Inaugural Southfield City Centre Ghost Walk: Part History, Part Spooky

Inaugural Southfield City Centre Ghost Walk: Part History, Part Spooky

Inaugural Southfield City Centre Ghost Walk: Part History, Part Spooky southfieldcc_3ik8d2

Chilly autumn air and a darkening sky set the stage for the inaugural Southfield City Centre Ghost Walk. On the evening of Tuesday, Oct. 22, an intimate crowd gathered to set off on the first of two scheduled six-stop historical walking tours to discover the hidden past of what is now a modern mini-urban walkable district.

With Thaddeus Gunter, original Michigan surveyor from 1815, as their guide, participants took a journey through pre-colonial Southfield, to the days of the active Underground Railroad, and the celebration of accomplished educator and early settler Mary Thompson on the historic farm she bequeathed to the City of Southfield.

Along the way, guests learned how Southfield was settled, discovered how the City Centre advanced from acres of farmland bisected by a Native American trail that led south to Detroit, how Fannie Richards worked to bring equity to education, and how the city earned its name. They also learned some of the City Centre’s spookier histories, from ghostly sightings near the cemetery of the original Covenanter Church of Southfield to ancient Native American cures for scurvy and rattlesnake poisoning, to eerie sightings of early Southfield City Centre residents who met their untimely ends.

At Mary Thompson’s Farm, participants enjoyed cider and doughnuts and shared their thoughts about the event.

“I really enjoyed the experience of discovering something new about Southfield,” said Andy Curriston. He and his wife Liz Curriston moved to Southfield recently from Michigan’s Upper Peninsula, and said they enjoy exploring the Southfield City Centre on foot, something they started doing when they attended the Kimmie Horne Jazz Festival in August. They said they particularly enjoyed the narrative tone of Thaddeus Gunter, and the spooky crypt keeper who appeared in the church cemetery.

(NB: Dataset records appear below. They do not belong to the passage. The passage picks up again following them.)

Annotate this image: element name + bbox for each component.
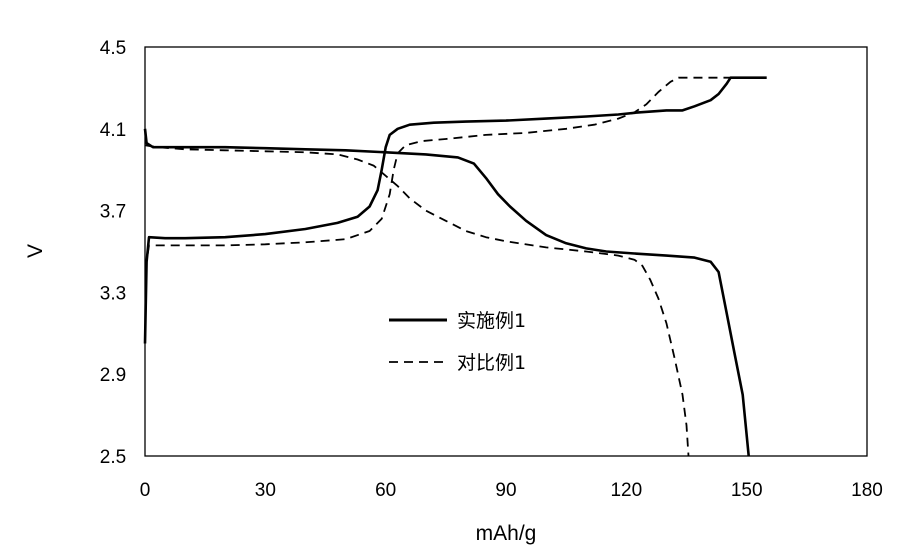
x-tick-label: 0	[140, 480, 151, 501]
x-tick-label: 120	[610, 480, 642, 501]
series-2-charge-line	[144, 76, 735, 344]
series-1-charge-line	[143, 76, 767, 344]
y-tick-label: 3.7	[100, 202, 126, 223]
y-tick-label: 4.1	[100, 120, 126, 141]
y-tick-label: 4.5	[100, 38, 126, 59]
y-tick-label: 2.5	[100, 447, 126, 468]
x-axis-label: mAh/g	[476, 522, 537, 545]
y-tick-label: 3.3	[100, 283, 126, 304]
y-axis-label: V	[24, 244, 47, 258]
x-tick-label: 150	[731, 480, 763, 501]
legend: 实施例1 对比例1	[389, 310, 526, 374]
x-tick-label: 60	[375, 480, 396, 501]
legend-label-series-2: 对比例1	[457, 352, 526, 374]
x-tick-label: 90	[495, 480, 516, 501]
series-2-discharge-line	[144, 144, 690, 457]
y-tick-labels: 2.5 2.9 3.3 3.7 4.1 4.5	[100, 38, 126, 468]
plot-frame	[144, 46, 868, 457]
series-layer	[143, 76, 767, 457]
x-tick-labels: 0 30 60 90 120 150 180	[140, 480, 883, 501]
x-tick-label: 30	[255, 480, 276, 501]
y-tick-label: 2.9	[100, 365, 126, 386]
x-tick-label: 180	[851, 480, 883, 501]
series-1-discharge-line	[143, 128, 750, 457]
legend-label-series-1: 实施例1	[457, 310, 526, 332]
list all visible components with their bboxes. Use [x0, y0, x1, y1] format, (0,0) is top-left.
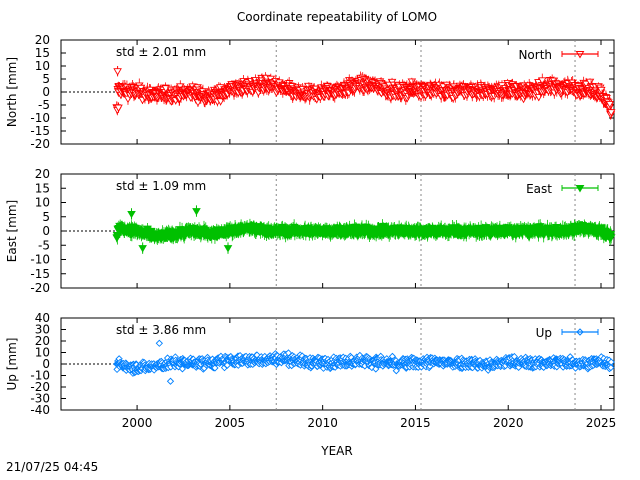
legend-marker: [575, 51, 585, 59]
y-tick-label: 20: [35, 33, 50, 47]
y-axis-label: North [mm]: [5, 57, 19, 127]
legend: East: [526, 182, 599, 196]
legend-label: East: [526, 182, 552, 196]
data-series-east: [112, 205, 616, 254]
data-point: [113, 68, 122, 76]
y-tick-label: 15: [35, 181, 50, 195]
chart-title: Coordinate repeatability of LOMO: [237, 10, 437, 24]
y-tick-label: -15: [30, 124, 50, 138]
y-tick-label: 15: [35, 46, 50, 60]
y-tick-label: -5: [38, 98, 50, 112]
legend: North: [518, 48, 599, 62]
y-tick-label: 10: [35, 59, 50, 73]
y-tick-label: -5: [38, 238, 50, 252]
legend-label: North: [518, 48, 552, 62]
y-tick-label: 10: [35, 196, 50, 210]
y-axis-label: East [mm]: [5, 200, 19, 262]
y-tick-label: 0: [42, 85, 50, 99]
std-annotation: std ± 1.09 mm: [116, 179, 206, 193]
y-tick-label: -10: [30, 111, 50, 125]
y-tick-label: 5: [42, 72, 50, 86]
y-tick-label: 0: [42, 224, 50, 238]
y-tick-label: -20: [30, 281, 50, 295]
y-tick-label: 20: [35, 167, 50, 181]
std-annotation: std ± 2.01 mm: [116, 45, 206, 59]
data-series-north: [112, 66, 616, 120]
y-tick-label: -15: [30, 267, 50, 281]
y-tick-label: -10: [30, 253, 50, 267]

“It was fascinating to learn the history of the community,” said Rita Lewry, who lives in Birmingham and participated in the later of the two ghost walks. “The stories came alive through the narrators at each stop.” Tom Lewry agreed. “I enjoyed the first-person perspective because it made it more immediate,” he said.

Kathy Kelley of Southfield said she liked each stop on the ghost walk equally. “I liked them all, and it was worth it for the history,” she said.

Each participant received a Southfield City Centre Trail Map and covered a three-quarter mile segment of the 7-mile shared-use path during the 75-minute ghost walk. The trail, which will see an expansion in the spring of 2020, is fast becoming a signature component of the City Centre, and guests learned just why one small portion of the path near Southfield Reformed Presbyterian Church remains narrower than the rest of the trail. The reason is enmeshed in a ghostly history of unmarked gravesites, and Heather Rockensuess of Southfield said she enjoyed piecing together the puzzle.

“I always wondered why the wide sidewalk suddenly narrowed,” she said. “I also like learning about the house fire and the history behind what was on that site where TGI Fridays is now.”

The event raised funds for the Southfield Historical Society and the Friends of the Southfield Public Arts, and was made possible by the volunteer efforts of a dedicated team from Southfield Department of Planning, Southfield Business and Economic Development, Southfield Public Arts Commission, Southfield Public Library, Southfield Parks & Rec, Southfield Area Chamber of Commerce, Southfield Public Schools, Lawrence Technological University, and many others.